Predator(1987) kesinlikle seksenlere damgasını vurmuş ve uzaylı filmi denince ilk akla gelen isimlerden biri olmayı başarmıştır. Her arkadaş ortamında her zaman izlenebilecek olan bu film, üzerinde konuşulmaya da bir o kadar müsaittir. Aksiyon ve bilimkurgu seyircisini bir araya getirmenin yanı sıra, verdiği gerilim ile de bizi koltuklarımıza kilitlemiştir. Elbette “Bu ekipte hiç mi normal asker yok” gibi yorumlar yapmaya açık olsa da her karakterin filme ayrı bir tat kattığını da söylemeden geçmeyelim. Elbette bazı ufak eksileri olsa da dönemine göre değerlendirildiğinde bunlar kesinlikle kabul edilebilir.

       Filmin bir diğer takdir edilmesi gereken noktalarından biri hedef kitlesini belirlemesi ve sadece onlara çalışması. Filmi yarılamışken komandolarımızdan birinin Anna’yla aşk yaşamasını da görebilirdik bu filmde. Ama neyse ki John McTiernan bize bu tarz bir işkence yapmamış ve filme herhangi bir aşk meşk unsuru koymamış. İnsanın aksiyon damarları kabarmışken araya sevişme sahneleri serpiştirilmesi birçok filmin düştüğü bir hata maalesef. Ama Predator, içinde siyahi karakterler bulunduğu halde ne bunlar üstünden politik mesaj vermeye çalışıyor ne de filmin akışını bozacak romantik sahneler ekliyor. Hatta Predator’ü oynayan Kevin Hall da bir siyahi. Bununla ilgili bir film gördüğümüzü düşünsenize, siyahi olduğu için diğer Predator’lerden dışlanmış bir uzaylı.

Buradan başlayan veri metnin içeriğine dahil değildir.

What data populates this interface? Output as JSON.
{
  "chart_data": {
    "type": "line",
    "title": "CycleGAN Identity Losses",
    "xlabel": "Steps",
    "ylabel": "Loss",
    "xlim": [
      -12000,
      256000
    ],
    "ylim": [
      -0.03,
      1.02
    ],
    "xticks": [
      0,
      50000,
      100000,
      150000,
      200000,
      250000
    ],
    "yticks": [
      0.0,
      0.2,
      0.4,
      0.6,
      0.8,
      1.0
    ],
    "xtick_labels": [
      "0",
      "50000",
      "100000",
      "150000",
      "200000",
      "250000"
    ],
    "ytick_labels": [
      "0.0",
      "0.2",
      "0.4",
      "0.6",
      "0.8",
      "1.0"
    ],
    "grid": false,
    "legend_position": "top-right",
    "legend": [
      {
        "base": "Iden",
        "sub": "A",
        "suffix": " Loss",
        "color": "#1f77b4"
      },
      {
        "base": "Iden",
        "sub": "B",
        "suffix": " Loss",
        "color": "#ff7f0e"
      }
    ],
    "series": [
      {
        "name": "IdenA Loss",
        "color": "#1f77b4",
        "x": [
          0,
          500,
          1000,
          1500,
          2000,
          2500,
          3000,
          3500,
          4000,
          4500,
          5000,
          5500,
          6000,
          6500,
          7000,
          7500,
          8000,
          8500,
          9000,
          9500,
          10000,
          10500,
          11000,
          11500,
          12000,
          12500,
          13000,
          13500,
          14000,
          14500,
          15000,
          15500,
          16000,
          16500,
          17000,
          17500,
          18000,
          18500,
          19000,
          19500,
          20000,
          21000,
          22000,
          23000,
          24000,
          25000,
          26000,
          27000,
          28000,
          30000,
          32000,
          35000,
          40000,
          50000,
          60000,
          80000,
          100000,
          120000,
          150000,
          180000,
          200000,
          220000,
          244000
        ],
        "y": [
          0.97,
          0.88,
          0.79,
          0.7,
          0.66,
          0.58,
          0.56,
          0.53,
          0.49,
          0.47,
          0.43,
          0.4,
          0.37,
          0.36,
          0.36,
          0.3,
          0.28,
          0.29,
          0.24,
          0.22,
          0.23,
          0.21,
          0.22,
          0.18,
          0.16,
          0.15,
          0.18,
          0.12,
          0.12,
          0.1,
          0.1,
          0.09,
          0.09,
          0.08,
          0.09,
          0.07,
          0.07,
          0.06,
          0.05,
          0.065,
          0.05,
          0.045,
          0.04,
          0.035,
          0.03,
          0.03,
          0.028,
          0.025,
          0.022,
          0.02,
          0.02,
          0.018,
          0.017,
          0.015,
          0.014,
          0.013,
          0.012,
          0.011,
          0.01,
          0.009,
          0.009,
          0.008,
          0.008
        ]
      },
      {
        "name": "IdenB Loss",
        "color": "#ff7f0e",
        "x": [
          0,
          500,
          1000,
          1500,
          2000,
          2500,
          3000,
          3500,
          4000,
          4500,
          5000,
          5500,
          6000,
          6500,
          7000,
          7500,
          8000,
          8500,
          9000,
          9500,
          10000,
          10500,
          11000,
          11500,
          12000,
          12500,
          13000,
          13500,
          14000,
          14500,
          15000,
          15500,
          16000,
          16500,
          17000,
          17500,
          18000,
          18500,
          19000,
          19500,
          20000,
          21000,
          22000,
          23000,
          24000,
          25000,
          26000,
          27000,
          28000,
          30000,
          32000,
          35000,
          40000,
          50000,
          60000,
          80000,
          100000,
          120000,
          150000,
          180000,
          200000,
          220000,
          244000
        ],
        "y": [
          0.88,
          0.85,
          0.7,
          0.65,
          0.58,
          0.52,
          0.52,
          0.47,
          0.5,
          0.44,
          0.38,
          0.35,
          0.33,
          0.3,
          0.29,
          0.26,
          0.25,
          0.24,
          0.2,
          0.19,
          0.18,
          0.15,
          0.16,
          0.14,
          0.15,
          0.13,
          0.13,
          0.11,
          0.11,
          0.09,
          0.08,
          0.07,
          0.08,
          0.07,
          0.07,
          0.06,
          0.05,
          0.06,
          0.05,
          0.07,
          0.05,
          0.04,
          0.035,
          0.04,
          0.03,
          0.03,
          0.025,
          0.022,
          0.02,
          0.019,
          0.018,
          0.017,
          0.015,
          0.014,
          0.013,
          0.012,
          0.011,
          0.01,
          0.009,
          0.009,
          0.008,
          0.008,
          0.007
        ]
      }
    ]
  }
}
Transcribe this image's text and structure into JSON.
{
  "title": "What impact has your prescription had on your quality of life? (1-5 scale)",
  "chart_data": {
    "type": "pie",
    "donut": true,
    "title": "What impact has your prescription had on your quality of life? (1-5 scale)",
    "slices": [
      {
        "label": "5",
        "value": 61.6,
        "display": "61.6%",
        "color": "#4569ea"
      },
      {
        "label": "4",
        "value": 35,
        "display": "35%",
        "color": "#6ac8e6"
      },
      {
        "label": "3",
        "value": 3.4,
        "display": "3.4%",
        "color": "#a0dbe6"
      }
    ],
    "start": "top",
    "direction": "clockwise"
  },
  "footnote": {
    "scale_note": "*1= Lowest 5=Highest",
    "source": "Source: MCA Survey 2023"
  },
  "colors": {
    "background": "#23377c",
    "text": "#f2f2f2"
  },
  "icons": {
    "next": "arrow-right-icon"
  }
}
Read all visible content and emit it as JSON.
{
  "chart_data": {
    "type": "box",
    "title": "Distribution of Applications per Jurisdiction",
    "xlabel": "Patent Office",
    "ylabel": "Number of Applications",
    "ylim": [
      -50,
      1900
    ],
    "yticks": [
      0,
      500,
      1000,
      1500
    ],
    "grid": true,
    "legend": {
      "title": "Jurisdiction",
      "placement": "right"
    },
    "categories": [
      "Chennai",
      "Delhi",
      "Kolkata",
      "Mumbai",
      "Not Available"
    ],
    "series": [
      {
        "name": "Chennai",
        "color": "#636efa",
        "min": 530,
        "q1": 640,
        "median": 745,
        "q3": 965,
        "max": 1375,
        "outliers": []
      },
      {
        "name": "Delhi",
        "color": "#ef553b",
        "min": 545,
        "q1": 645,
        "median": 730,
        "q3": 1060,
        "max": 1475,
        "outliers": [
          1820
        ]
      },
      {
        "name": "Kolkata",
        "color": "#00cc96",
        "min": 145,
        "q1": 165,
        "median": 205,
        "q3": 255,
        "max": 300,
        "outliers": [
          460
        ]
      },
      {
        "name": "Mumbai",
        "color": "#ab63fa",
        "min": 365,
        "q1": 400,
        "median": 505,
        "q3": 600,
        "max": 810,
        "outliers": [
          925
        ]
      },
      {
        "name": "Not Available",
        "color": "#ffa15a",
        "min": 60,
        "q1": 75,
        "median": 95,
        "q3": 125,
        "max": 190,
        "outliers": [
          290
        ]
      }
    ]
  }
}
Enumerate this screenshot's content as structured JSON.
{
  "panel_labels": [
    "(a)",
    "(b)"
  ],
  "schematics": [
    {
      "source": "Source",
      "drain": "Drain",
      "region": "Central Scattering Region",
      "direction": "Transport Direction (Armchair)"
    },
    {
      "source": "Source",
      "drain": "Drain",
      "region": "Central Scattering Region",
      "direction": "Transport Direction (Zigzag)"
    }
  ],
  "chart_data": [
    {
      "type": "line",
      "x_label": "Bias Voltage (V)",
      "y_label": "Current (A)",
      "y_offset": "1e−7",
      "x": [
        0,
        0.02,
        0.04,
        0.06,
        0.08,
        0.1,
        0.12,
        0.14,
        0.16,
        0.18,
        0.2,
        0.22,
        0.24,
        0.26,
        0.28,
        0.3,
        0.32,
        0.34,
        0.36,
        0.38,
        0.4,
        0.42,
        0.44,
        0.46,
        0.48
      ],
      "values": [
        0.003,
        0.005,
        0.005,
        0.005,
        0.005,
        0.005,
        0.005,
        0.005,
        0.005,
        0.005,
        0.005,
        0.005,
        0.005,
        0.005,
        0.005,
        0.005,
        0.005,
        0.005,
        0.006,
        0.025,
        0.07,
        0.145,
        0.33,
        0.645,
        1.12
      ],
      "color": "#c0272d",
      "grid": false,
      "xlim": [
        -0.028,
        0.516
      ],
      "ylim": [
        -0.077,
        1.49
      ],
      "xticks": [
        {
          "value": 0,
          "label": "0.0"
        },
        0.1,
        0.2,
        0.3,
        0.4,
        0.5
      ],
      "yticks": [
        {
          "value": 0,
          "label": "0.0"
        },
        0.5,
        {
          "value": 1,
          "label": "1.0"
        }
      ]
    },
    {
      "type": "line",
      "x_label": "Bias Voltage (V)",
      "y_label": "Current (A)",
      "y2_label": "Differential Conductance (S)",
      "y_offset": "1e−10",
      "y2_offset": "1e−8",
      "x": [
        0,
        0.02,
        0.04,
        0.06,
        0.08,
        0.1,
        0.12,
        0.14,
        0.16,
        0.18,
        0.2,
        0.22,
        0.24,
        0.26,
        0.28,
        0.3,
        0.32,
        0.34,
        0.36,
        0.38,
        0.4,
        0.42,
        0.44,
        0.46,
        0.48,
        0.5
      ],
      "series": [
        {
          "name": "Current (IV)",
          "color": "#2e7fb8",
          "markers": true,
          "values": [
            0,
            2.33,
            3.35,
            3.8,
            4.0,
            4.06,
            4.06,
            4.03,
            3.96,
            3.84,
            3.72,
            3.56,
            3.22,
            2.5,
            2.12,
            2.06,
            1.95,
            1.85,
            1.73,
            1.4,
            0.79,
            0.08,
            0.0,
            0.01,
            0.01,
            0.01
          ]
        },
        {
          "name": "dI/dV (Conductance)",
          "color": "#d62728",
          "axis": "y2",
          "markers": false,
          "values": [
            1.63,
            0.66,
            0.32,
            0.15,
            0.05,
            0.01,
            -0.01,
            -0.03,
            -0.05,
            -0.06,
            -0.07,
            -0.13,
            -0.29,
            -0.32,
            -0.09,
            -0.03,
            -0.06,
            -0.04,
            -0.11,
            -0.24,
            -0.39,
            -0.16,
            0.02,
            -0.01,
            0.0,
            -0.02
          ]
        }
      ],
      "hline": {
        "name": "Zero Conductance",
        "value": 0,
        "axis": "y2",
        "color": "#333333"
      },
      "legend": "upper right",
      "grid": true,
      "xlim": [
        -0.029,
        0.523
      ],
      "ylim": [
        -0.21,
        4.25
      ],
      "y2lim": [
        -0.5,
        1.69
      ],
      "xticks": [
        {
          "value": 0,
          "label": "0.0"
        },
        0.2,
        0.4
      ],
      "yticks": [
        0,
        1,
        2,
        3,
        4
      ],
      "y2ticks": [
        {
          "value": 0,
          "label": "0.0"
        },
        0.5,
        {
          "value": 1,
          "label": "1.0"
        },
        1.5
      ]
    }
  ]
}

Karakterlerin yavaş yavaş psikolojilerinin çökmesini izlememiz de ayrı bir lezzet. Seyirciyi germenin en önemli kuralı bu değişimi kör göze parmak sokmadan anlatabilmek. İki saatten daha az olan filmimiz bunu da gayet güzel anlatabilmiş. Ölümün nerede olduğu bilmeden yaratığı avlamaya çalışmaları ama başarısız olmaları hepsinde kaçınılmaz olarak mental hasarlar bırakıyor. Son sahnesine kadar “Acaba hepsini avlayabilecek mi?” sorusunu kendimize sorduğumuz bu film, aksiyon seven veya sevmeyen herkesin izleyebileceği, yakınlarına önerebileceği bir filmdir. Sağlıcakla kalın.